А что ты вообще можешь? Обидеться на меня как следует, и то не можешь… Мать лезет в шкаф, долго роется там, наконец, вынимает аккуратно расправленную зеленую бумажку.
— Вот.
А глаза опять где-то далеко, где-то не здесь. И мерцание в них, несмотря на луковые слезы и мое явное вымогательство, вовсе не пропало. Притаилось, спряталось, как еж прячет головку, но совсем не исчезло.
Мать повернулась и пошла прочь. Не желая ни спорить, ни доказывать…
И вот тут-то через приоткрытую дверь в ванную я увидела ее — мою замечательную голубую шапку, связанную из пушистого мохера. Замечательным в ней было то, что она абсолютно мокрая. Шапка мирно висела на веревке, приколотая двумя пластмассовыми прищепками, и не подозревала о том, как кстати попалась мне на глаза.
Я сорвала ее с прищепок, с удовольствием ощутила мокрую тяжесть и понеслась в кухню.
— Это ты сделала?
— Что «это»? — Мать сделала вид, что не поняла.
— Ты ее намочила?
— Не намочила, а постирала. Сколько ж можно в грязной ходить?
— А кто тебя просил? В чем мне теперь прикажешь на секцию идти? В чем? У меня есть замена?
— У тебя есть меховая.
— Я ее не терплю. И ты это знаешь.
— Ну давай, я ее быстренько над газом посушу, — засуетилась мать, снимая с горелок кастрюли. — Она моментально высохнет! Я мигом!
— Не высохнет.
— У тебя же еще полтора часа.
— Мне сегодня раньше.
— Надень мою. Она теплая, тебе идет…
— Нет, я надену эту! И только эту! — И натянула мокрую шапку на голову.
— Юлька, ты с ума сошла! Мороз пятнадцать градусов, а ты…
Я схватила свою спортивную сумку, сдернула с вешалки куртку — и привет! Бегом по лестнице и бегом по улице. Едва успела спрятаться в соседнюю подворотню, как из подъезда выскочила мать — пальто нараспашку, шапка в руке. Метнулась налево, направо. Потом бросилась к автобусной остановке. Проснулась наконец! Ничего, пусть посуетится, пусть поищет! Пусть хоть о чем-то всерьез подумает.
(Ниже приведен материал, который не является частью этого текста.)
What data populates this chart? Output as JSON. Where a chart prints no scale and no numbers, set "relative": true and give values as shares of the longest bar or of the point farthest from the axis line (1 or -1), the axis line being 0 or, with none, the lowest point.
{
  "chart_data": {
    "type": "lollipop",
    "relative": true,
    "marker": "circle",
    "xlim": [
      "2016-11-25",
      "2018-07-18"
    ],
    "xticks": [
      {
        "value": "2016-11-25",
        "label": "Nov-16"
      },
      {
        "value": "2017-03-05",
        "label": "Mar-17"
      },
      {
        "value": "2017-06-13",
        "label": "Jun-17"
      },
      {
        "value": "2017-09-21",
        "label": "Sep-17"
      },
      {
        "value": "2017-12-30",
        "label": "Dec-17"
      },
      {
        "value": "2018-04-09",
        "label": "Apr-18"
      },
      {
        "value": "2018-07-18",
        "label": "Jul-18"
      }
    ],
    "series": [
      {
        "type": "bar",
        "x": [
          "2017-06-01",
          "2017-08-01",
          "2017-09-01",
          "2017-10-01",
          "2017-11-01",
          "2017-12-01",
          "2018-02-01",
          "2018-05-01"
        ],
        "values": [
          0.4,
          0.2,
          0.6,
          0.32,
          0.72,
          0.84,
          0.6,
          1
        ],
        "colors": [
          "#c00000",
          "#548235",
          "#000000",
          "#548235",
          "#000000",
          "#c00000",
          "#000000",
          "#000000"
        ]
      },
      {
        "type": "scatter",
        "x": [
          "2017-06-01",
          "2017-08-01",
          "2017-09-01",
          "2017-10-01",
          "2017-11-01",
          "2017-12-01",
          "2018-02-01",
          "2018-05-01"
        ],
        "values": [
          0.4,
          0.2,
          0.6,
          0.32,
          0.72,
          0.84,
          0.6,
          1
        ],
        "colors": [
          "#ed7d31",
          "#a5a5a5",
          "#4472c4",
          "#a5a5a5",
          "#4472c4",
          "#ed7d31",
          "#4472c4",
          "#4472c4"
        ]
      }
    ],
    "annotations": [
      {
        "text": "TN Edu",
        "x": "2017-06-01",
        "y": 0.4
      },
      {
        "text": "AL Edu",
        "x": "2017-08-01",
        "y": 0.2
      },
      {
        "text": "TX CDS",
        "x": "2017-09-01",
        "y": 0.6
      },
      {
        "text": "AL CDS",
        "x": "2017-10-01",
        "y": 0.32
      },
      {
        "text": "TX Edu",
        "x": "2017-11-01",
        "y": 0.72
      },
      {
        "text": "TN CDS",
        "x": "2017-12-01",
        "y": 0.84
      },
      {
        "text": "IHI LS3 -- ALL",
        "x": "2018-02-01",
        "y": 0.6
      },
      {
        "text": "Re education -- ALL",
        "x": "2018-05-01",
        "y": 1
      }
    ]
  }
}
Я спокойно вышла проходным двором на соседнюю улицу.
Ну вот, теперь мокрую шапку можно в сумку спрятать, а на голову капюшон от куртки натянуть. Я же не такая дура, чтобы по собственной воле менингит себе наживать.
Не успела завернуть за угол, как услышала сзади чье-то сопение. «Вовка? — спросила, не оборачиваясь. — Опять у дома караулил?» Сопение стало более сосредоточенным: Вовка думал. Но сказать так ничего и не сказал. Молча потянул с моего плеча сумку — Вовка Беликов был моим портфеленосцем. У всех наших девчонок есть свой «лыцарь», но в отличие от всех я Вовку не выбирала: он сам ко мне прилип. Мне ведь все равно кто, мне они все до лампочки. А этот хоть молчит. Сопит, правда, чересчур громко. По этому сопению мать безошибочно его определяет, когда он наберет мой номер и молчит в трубку. Вообще Белик очень смешной. И фамилия у него словно специально подобрана: лицо у Вовки белое-пребелое, будто мелом намазано. Вон даже на морозе не покраснело. Уши покраснели, а лицо — нет. Эти красные уши оттопыриваются, как два алых крыла по обе стороны абсолютно белого лица. Вообще-то Белик здорово научился использовать все преимущества своих торчащих ушей: поношенная кроличья шапка, перешедшая к нему, по всей вероятности, с родительской головы, чувствует себя уверенно и прочно, как всадник в седле, и не сползает на нос. Так что Вовка может даже видеть.
Белик мечтает стать мотогонщиком: видно, хочет сделать мне приятное. «Зря, — говорю ему, — научишься лишь попусту рисковать жизнью. Иди лучше в бокс. Там хоть учат сдачи давать». Но Белик не слушается. Сама я хожу в секцию фехтования. Там тоже дают сдачи. «Шаг! Выпад!»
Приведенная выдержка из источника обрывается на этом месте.